2.2 Influence of Texture Depth (\(h_p\))
Varying \(h_p\) (0.05–0.20 mm) at fixed \(r_p = 6 \text{mm}\), \(\phi = 15\%\), and \(h_{\text{min}} = 0.1 \text{mm}\) yields:
$$ F_L = k_1 \cdot e^{-\alpha (h_p – h_{\text{min}})^2} \quad ; \quad F_f = k_2 \cdot h_p + c $$
where \(k_1\), \(k_2\), \(\alpha\), and \(c\) are model constants. Optimal performance occurs at \(h_p = 0.1 \text{mm}\) (Figure 5):
| \(h_p\) (mm) | \(F_L\) (N) | \(F_f\) (N) |
|---|---|---|
| 0.05 | 285 | 8.2 |
| 0.10 | 320 | 7.5 |
| 0.15 | 260 | 9.1 |
| 0.20 | 225 | 10.3 |
Exceeding \(h_{\text{min}}\) drastically reduces \(F_L\) due to disrupted hydrodynamic pressure buildup.
2.3 Influence of Texture Shape (\(r_p / h_p\))

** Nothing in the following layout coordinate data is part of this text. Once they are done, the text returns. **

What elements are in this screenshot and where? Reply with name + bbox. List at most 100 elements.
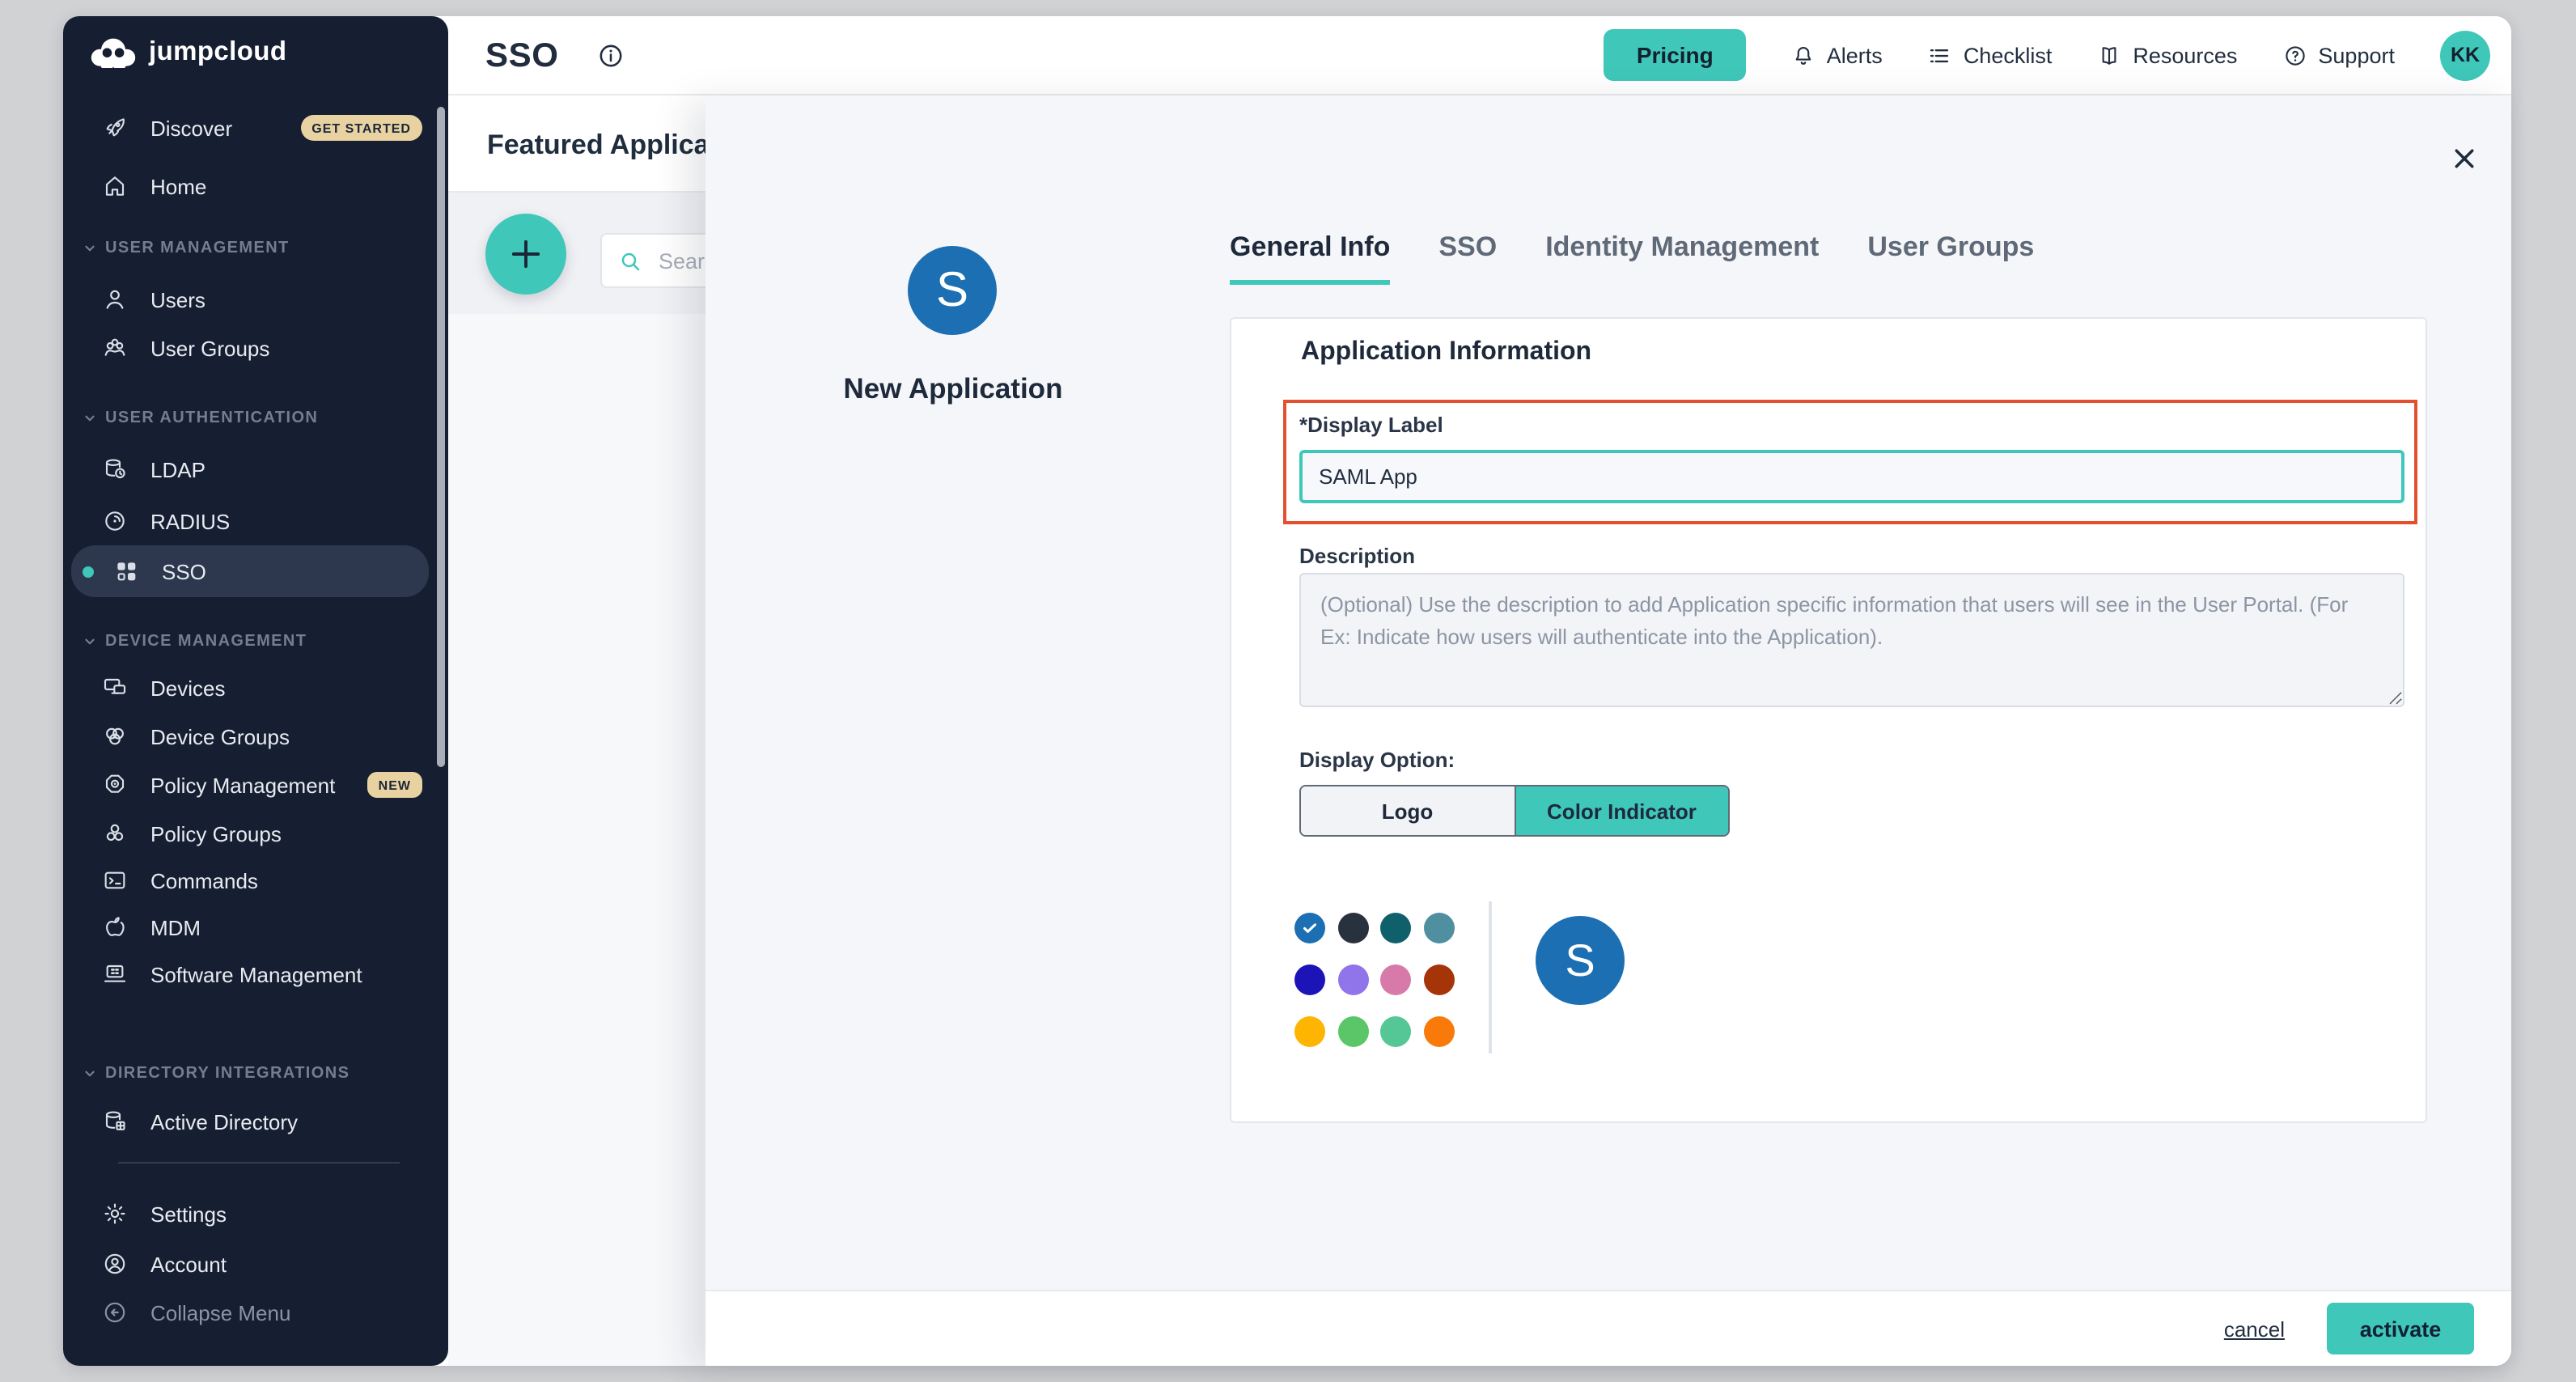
sidebar-item-label: Account	[150, 1252, 227, 1276]
avatar[interactable]: KK	[2440, 30, 2490, 80]
sidebar-item-label: Active Directory	[150, 1109, 298, 1134]
color-swatch[interactable]	[1294, 964, 1325, 995]
arrow-left-circle-icon	[102, 1299, 128, 1325]
page-title: SSO	[485, 37, 559, 76]
sidebar-item-label: Policy Groups	[150, 821, 282, 846]
venn-icon	[102, 723, 128, 749]
color-swatch-grid	[1294, 913, 1454, 1047]
display-option-toggle: Logo Color Indicator	[1299, 785, 1730, 837]
gear-icon	[102, 1201, 128, 1227]
color-swatch[interactable]	[1294, 1016, 1325, 1047]
add-application-button[interactable]	[485, 214, 566, 295]
cancel-link[interactable]: cancel	[2224, 1316, 2285, 1341]
sidebar-item-label: Software Management	[150, 962, 362, 986]
terminal-icon	[102, 867, 128, 893]
sidebar: jumpcloud Discover GET STARTED Home USER…	[63, 16, 448, 1366]
sidebar-item-discover[interactable]: Discover GET STARTED	[83, 104, 426, 152]
sidebar-item-label: Commands	[150, 868, 258, 892]
color-preview-avatar: S	[1536, 916, 1625, 1005]
jumpcloud-logo[interactable]: jumpcloud	[91, 37, 286, 68]
alerts-button[interactable]: Alerts	[1791, 43, 1883, 67]
activate-button[interactable]: activate	[2327, 1303, 2474, 1354]
color-swatch[interactable]	[1337, 1016, 1368, 1047]
sidebar-item-settings[interactable]: Settings	[83, 1189, 426, 1238]
sidebar-section-user-management[interactable]: USER MANAGEMENT	[83, 236, 426, 259]
sidebar-item-collapse-menu[interactable]: Collapse Menu	[83, 1288, 426, 1337]
sidebar-item-policy-groups[interactable]: Policy Groups	[83, 809, 426, 858]
apple-icon	[102, 914, 128, 940]
checklist-button[interactable]: Checklist	[1928, 43, 2053, 67]
laptop-grid-icon	[102, 961, 128, 987]
tab-sso[interactable]: SSO	[1438, 231, 1497, 285]
devices-icon	[102, 675, 128, 701]
top-bar-actions: Pricing Alerts Checklist	[1604, 16, 2490, 94]
sidebar-section-directory-integrations[interactable]: DIRECTORY INTEGRATIONS	[83, 1062, 426, 1084]
close-icon[interactable]	[2450, 144, 2479, 173]
sidebar-item-policy-management[interactable]: Policy Management NEW	[83, 761, 426, 809]
check-icon	[1301, 919, 1319, 937]
color-swatch[interactable]	[1380, 913, 1411, 943]
chevron-down-icon	[83, 1066, 97, 1080]
user-icon	[102, 286, 128, 312]
sidebar-item-mdm[interactable]: MDM	[83, 903, 426, 952]
sidebar-item-users[interactable]: Users	[83, 275, 426, 324]
sidebar-item-label: LDAP	[150, 457, 205, 481]
sidebar-item-label: Collapse Menu	[150, 1300, 290, 1325]
rocket-icon	[102, 115, 128, 141]
pricing-button[interactable]: Pricing	[1604, 29, 1746, 81]
sidebar-section-user-authentication[interactable]: USER AUTHENTICATION	[83, 406, 426, 429]
sidebar-item-label: Device Groups	[150, 724, 290, 748]
policy-octagon-icon	[102, 772, 128, 798]
description-textarea[interactable]	[1299, 573, 2404, 707]
help-circle-icon	[2282, 43, 2307, 67]
info-icon[interactable]	[597, 42, 625, 71]
description-label: Description	[1299, 544, 1415, 568]
logo-option[interactable]: Logo	[1301, 786, 1514, 835]
modal-footer: cancel activate	[705, 1290, 2511, 1366]
color-swatch[interactable]	[1337, 964, 1368, 995]
sidebar-divider	[118, 1162, 400, 1164]
color-swatch[interactable]	[1337, 913, 1368, 943]
color-swatch[interactable]	[1423, 1016, 1454, 1047]
sidebar-item-label: Users	[150, 287, 205, 312]
sidebar-item-home[interactable]: Home	[83, 162, 426, 210]
tab-identity-management[interactable]: Identity Management	[1545, 231, 1819, 285]
tab-user-groups[interactable]: User Groups	[1867, 231, 2034, 285]
color-swatch[interactable]	[1380, 1016, 1411, 1047]
sidebar-item-radius[interactable]: RADIUS	[83, 497, 426, 545]
sidebar-item-label: Devices	[150, 676, 226, 700]
application-avatar: S	[908, 246, 997, 335]
sidebar-item-sso[interactable]: SSO	[71, 545, 429, 597]
sidebar-item-active-directory[interactable]: Active Directory	[83, 1097, 426, 1146]
new-badge: NEW	[367, 772, 422, 798]
tab-general-info[interactable]: General Info	[1230, 231, 1390, 285]
sidebar-section-device-management[interactable]: DEVICE MANAGEMENT	[83, 630, 426, 652]
color-swatch-selected[interactable]	[1294, 913, 1325, 943]
top-bar: SSO Pricing Alerts Checkl	[448, 16, 2511, 95]
sidebar-scrollbar[interactable]	[437, 107, 445, 767]
support-button[interactable]: Support	[2282, 43, 2395, 67]
user-circle-icon	[102, 1251, 128, 1277]
sidebar-item-ldap[interactable]: LDAP	[83, 445, 426, 494]
bell-icon	[1791, 43, 1815, 67]
color-swatch[interactable]	[1380, 964, 1411, 995]
chevron-down-icon	[83, 634, 97, 648]
color-swatch[interactable]	[1423, 913, 1454, 943]
color-indicator-option[interactable]: Color Indicator	[1514, 786, 1728, 835]
chevron-down-icon	[83, 240, 97, 255]
sidebar-item-device-groups[interactable]: Device Groups	[83, 712, 426, 761]
sidebar-item-devices[interactable]: Devices	[83, 663, 426, 712]
sidebar-item-software-management[interactable]: Software Management	[83, 950, 426, 998]
sidebar-item-label: Settings	[150, 1202, 227, 1226]
sidebar-item-account[interactable]: Account	[83, 1240, 426, 1288]
sidebar-item-commands[interactable]: Commands	[83, 856, 426, 905]
sidebar-item-label: Home	[150, 174, 206, 198]
color-swatch[interactable]	[1423, 964, 1454, 995]
sidebar-item-label: MDM	[150, 915, 201, 939]
resources-button[interactable]: Resources	[2097, 43, 2237, 67]
active-directory-icon	[102, 1109, 128, 1134]
app-window: jumpcloud Discover GET STARTED Home USER…	[63, 16, 2511, 1366]
sidebar-item-user-groups[interactable]: User Groups	[83, 324, 426, 372]
ldap-database-icon	[102, 456, 128, 482]
display-label-input[interactable]	[1299, 450, 2404, 503]
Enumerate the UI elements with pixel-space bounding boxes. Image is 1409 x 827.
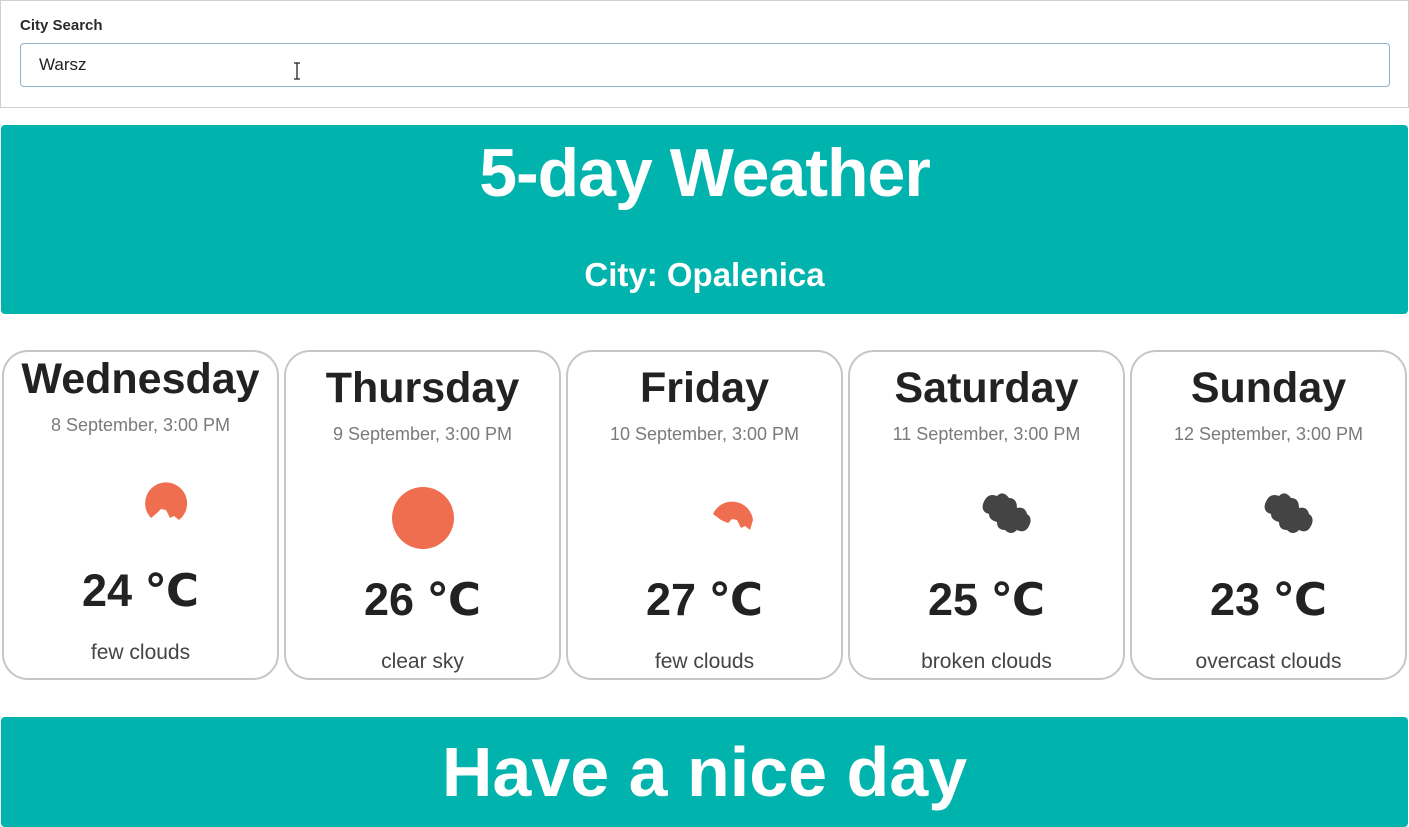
card-date: 10 September, 3:00 PM	[609, 424, 800, 444]
text-cursor-icon	[294, 62, 300, 80]
card-description: clear sky	[381, 650, 464, 673]
footer-banner: Have a nice day	[1, 717, 1408, 827]
card-description: overcast clouds	[1195, 650, 1342, 673]
broken-clouds-icon	[982, 493, 1031, 533]
card-temperature: 25 ℃	[927, 574, 1046, 625]
overcast-clouds-icon	[1264, 493, 1313, 533]
footer-message: Have a nice day	[441, 733, 968, 811]
weather-header-banner: 5-day Weather City: Opalenica	[1, 125, 1408, 314]
card-date: 11 September, 3:00 PM	[892, 424, 1081, 444]
card-day: Thursday	[325, 364, 520, 412]
card-day: Wednesday	[21, 355, 260, 403]
forecast-card-saturday: Saturday 11 September, 3:00 PM 25 ℃ brok…	[848, 350, 1125, 680]
card-date: 8 September, 3:00 PM	[50, 415, 231, 435]
forecast-card-thursday: Thursday 9 September, 3:00 PM 26 ℃ clear…	[284, 350, 561, 680]
page-title: 5-day Weather	[479, 135, 931, 211]
forecast-card-wednesday: Wednesday 8 September, 3:00 PM 24 ℃ few …	[2, 350, 279, 680]
card-day: Sunday	[1190, 364, 1347, 412]
card-description: broken clouds	[921, 650, 1052, 673]
city-search-label: City Search	[20, 17, 103, 34]
city-name: City: Opalenica	[584, 256, 825, 293]
few-clouds-icon	[144, 482, 187, 520]
city-search-panel: City Search	[0, 0, 1409, 108]
forecast-cards: Wednesday 8 September, 3:00 PM 24 ℃ few …	[2, 350, 1408, 682]
card-date: 12 September, 3:00 PM	[1173, 424, 1364, 444]
card-temperature: 24 ℃	[81, 565, 200, 616]
card-description: few clouds	[90, 641, 191, 664]
card-description: few clouds	[654, 650, 755, 673]
card-temperature: 27 ℃	[645, 574, 764, 625]
card-temperature: 26 ℃	[363, 574, 482, 625]
card-date: 9 September, 3:00 PM	[332, 424, 513, 444]
card-temperature: 23 ℃	[1209, 574, 1328, 625]
city-search-input[interactable]	[20, 43, 1390, 87]
forecast-card-friday: Friday 10 September, 3:00 PM 27 ℃ few cl…	[566, 350, 843, 680]
clear-sky-icon	[391, 487, 454, 549]
few-clouds-icon	[712, 501, 753, 530]
forecast-card-sunday: Sunday 12 September, 3:00 PM 23 ℃ overca…	[1130, 350, 1407, 680]
card-day: Saturday	[894, 364, 1079, 412]
card-day: Friday	[639, 364, 770, 412]
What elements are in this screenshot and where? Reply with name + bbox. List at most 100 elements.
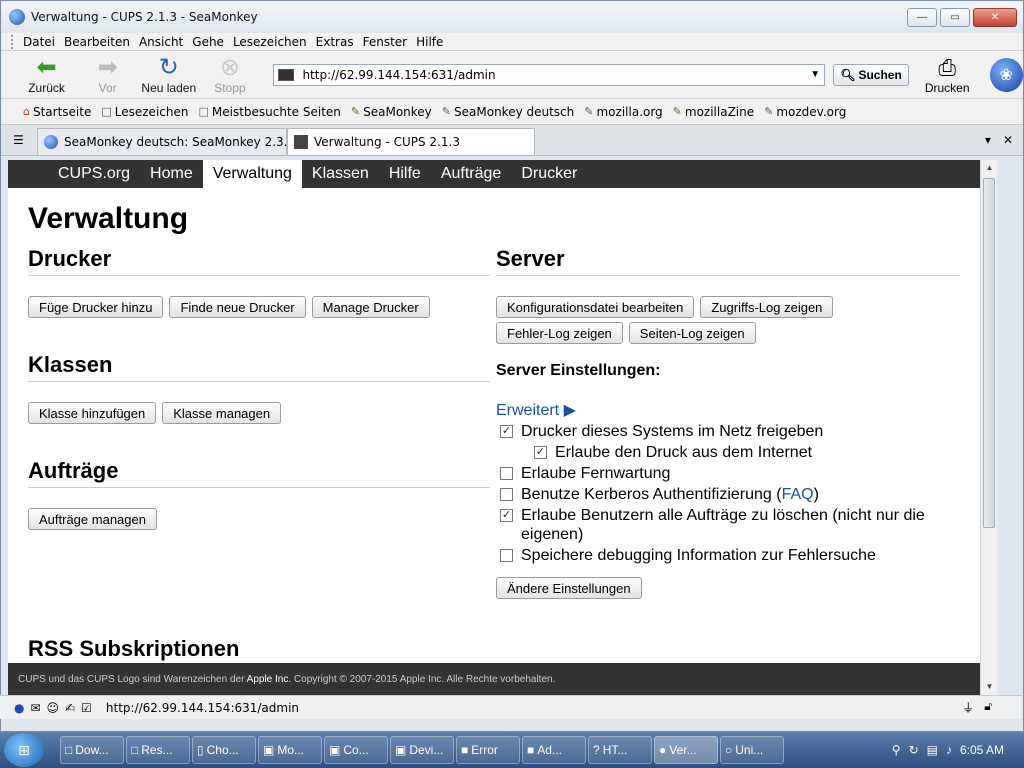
security-lock-icon[interactable]: 🔓︎ bbox=[984, 699, 992, 716]
change-settings-button[interactable]: Ändere Einstellungen bbox=[496, 577, 642, 599]
mail-icon[interactable]: ✉ bbox=[30, 701, 40, 715]
minimize-button[interactable]: — bbox=[907, 7, 937, 27]
nav-klassen[interactable]: Klassen bbox=[302, 160, 379, 188]
url-input[interactable] bbox=[302, 67, 807, 82]
bookmark-seamonkey-deutsch[interactable]: ✎ SeaMonkey deutsch bbox=[442, 105, 574, 119]
manage-printers-button[interactable]: Manage Drucker bbox=[311, 296, 430, 318]
nav-verwaltung[interactable]: Verwaltung bbox=[202, 160, 302, 188]
stop-button[interactable]: ⊗ Stopp bbox=[200, 55, 259, 95]
remote-admin-checkbox[interactable] bbox=[500, 467, 513, 480]
composer-icon[interactable]: ✍ bbox=[65, 701, 75, 715]
nav-cups-org[interactable]: CUPS.org bbox=[48, 160, 140, 188]
menu-hilfe[interactable]: Hilfe bbox=[416, 35, 443, 49]
add-class-button[interactable]: Klasse hinzufügen bbox=[28, 402, 157, 424]
menu-lesezeichen[interactable]: Lesezeichen bbox=[233, 35, 307, 49]
auftraege-section: Aufträge Aufträge managen bbox=[28, 458, 490, 530]
menu-fenster[interactable]: Fenster bbox=[363, 35, 408, 49]
nav-home[interactable]: Home bbox=[140, 160, 203, 188]
back-button[interactable]: ⬅ Zurück bbox=[17, 55, 76, 95]
access-log-button[interactable]: Zugriffs-Log zeigen bbox=[700, 296, 834, 318]
edit-config-button[interactable]: Konfigurationsdatei bearbeiten bbox=[496, 296, 695, 318]
taskbar-item[interactable]: ■ Ad... bbox=[522, 736, 586, 764]
title-bar: Verwaltung - CUPS 2.1.3 - SeaMonkey — ▭ … bbox=[1, 1, 1023, 33]
bookmark-seamonkey[interactable]: ✎ SeaMonkey bbox=[351, 105, 432, 119]
advanced-link[interactable]: Erweitert ▶ bbox=[496, 400, 960, 420]
volume-tray-icon[interactable]: ♪ bbox=[946, 743, 952, 757]
search-tray-icon[interactable]: ⚲ bbox=[892, 743, 901, 757]
sync-tray-icon[interactable]: ↻ bbox=[909, 743, 919, 757]
nav-drucker[interactable]: Drucker bbox=[511, 160, 587, 188]
error-log-button[interactable]: Fehler-Log zeigen bbox=[496, 322, 623, 344]
taskbar-label: Ver... bbox=[669, 743, 697, 757]
browser-icon[interactable]: ● bbox=[14, 701, 24, 715]
scroll-down-icon[interactable]: ▼ bbox=[981, 679, 998, 695]
menu-datei[interactable]: Datei bbox=[23, 35, 55, 49]
taskbar-item[interactable]: ▣ Co... bbox=[324, 736, 388, 764]
bookmark-icon: ✎ bbox=[350, 105, 361, 118]
scroll-up-icon[interactable]: ▲ bbox=[981, 160, 998, 176]
taskbar-item[interactable]: ■ Error bbox=[456, 736, 520, 764]
find-printers-button[interactable]: Finde neue Drucker bbox=[169, 296, 306, 318]
status-icons: ● ✉ ☺ ✍ ☑ bbox=[14, 701, 92, 715]
menu-gehe[interactable]: Gehe bbox=[192, 35, 224, 49]
taskbar-item-active[interactable]: ● Ver... bbox=[654, 736, 718, 764]
kerberos-checkbox[interactable] bbox=[500, 488, 513, 501]
web-content: CUPS.org Home Verwaltung Klassen Hilfe A… bbox=[8, 160, 980, 695]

With \(h_p = 0.1 \text{mm}\) and \(\phi = 15\%\), \(r_p\) was varied (2–10 mm). Dimple shape is characterized by aspect ratio \(\lambda = r_p / h_p\). Load and friction responses (Figure 6) follow:
$$ \frac{\partial F_L}{\partial r_p} = \beta r_p e^{-\gamma r_p} \quad ; \quad F_f \propto \frac{1}{r_p} $$
Results confirm:
| \(r_p\) (mm) | \(\lambda\) | \(F_L\) (N) | \(F_f\) (N) |
|---|---|---|---|
| 2 | 20 | 290 | 9.0 |
| 4 | 40 | 305 | 8.0 |
| 6 | 60 | 320 | 7.5 |
| 8 | 80 | 318 | 7.6 |
| 10 | 100 | 315 | 7.7 |
Peak \(F_L\) and minimal \(F_f\) occur at \(r_p = 6 \text{mm}\) (\(\lambda = 60\)), beyond which effects saturate.
2.4 Influence of Texture Density (\(\phi\))
Varying \(\phi\) (5%–25%) with \(h_p = 0.1 \text{mm}\), \(r_p = 6 \text{mm}\) demonstrates strong positive scaling (Figure 7):
$$ F_L = \kappa_1 \phi + \kappa_2 \quad ; \quad F_f = \kappa_3 / \phi + \kappa_4 $$
where \(\kappa_i\) are fitting parameters. Higher density enhances hydrodynamic lift accumulation:
| \(\phi\) (%) | \(F_L\) (N) | \(F_f\) (N) | \(\eta\) |
|---|---|---|---|
| 5 | 250 | 10.5 | 23.8 |
| 10 | 290 | 8.8 | 32.9 |
| 15 | 320 | 7.5 | 42.7 |
| 20 | 340 | 6.9 | 49.3 |
| 25 | 355 | 6.5 | 54.6 |
Maximum \(\phi\) minimizes friction and maximizes load capacity, crucial for high-efficiency gear technology.
3. Conclusion
This study establishes design principles for biomimetic micro-dimple textures on flexspline-free harmonic drive cam wave generators, significantly enhancing gear technology reliability:
- Full-region texture distribution optimizes lubrication symmetry and hydrodynamic lift, outperforming localized convergent/divergent patterns.
- Texture depth (\(h_p\)) must approximate the minimum oil film thickness (\(h_{\text{min}}\)). An optimal \(h_p = 0.1 \text{mm}\) maximizes \(F_L\) and minimizes \(F_f\).
- Dimple shape characterized by \(\lambda = r_p / h_p = 60\) (i.e., \(r_p = 6 \text{mm}\) at \(h_p = 0.1 \text{mm}\)) balances curvature and pressure generation.
- Higher texture density (\(\phi\)) linearly enhances load capacity and reduces friction via cumulative hydrodynamic effects. Densities >20% are recommended.
These findings provide a foundation for surface engineering in next-generation harmonic gear technology, directly addressing wear challenges in demanding applications like robotics and aerospace systems. Future work will explore multi-scale textures and dynamic wear modeling.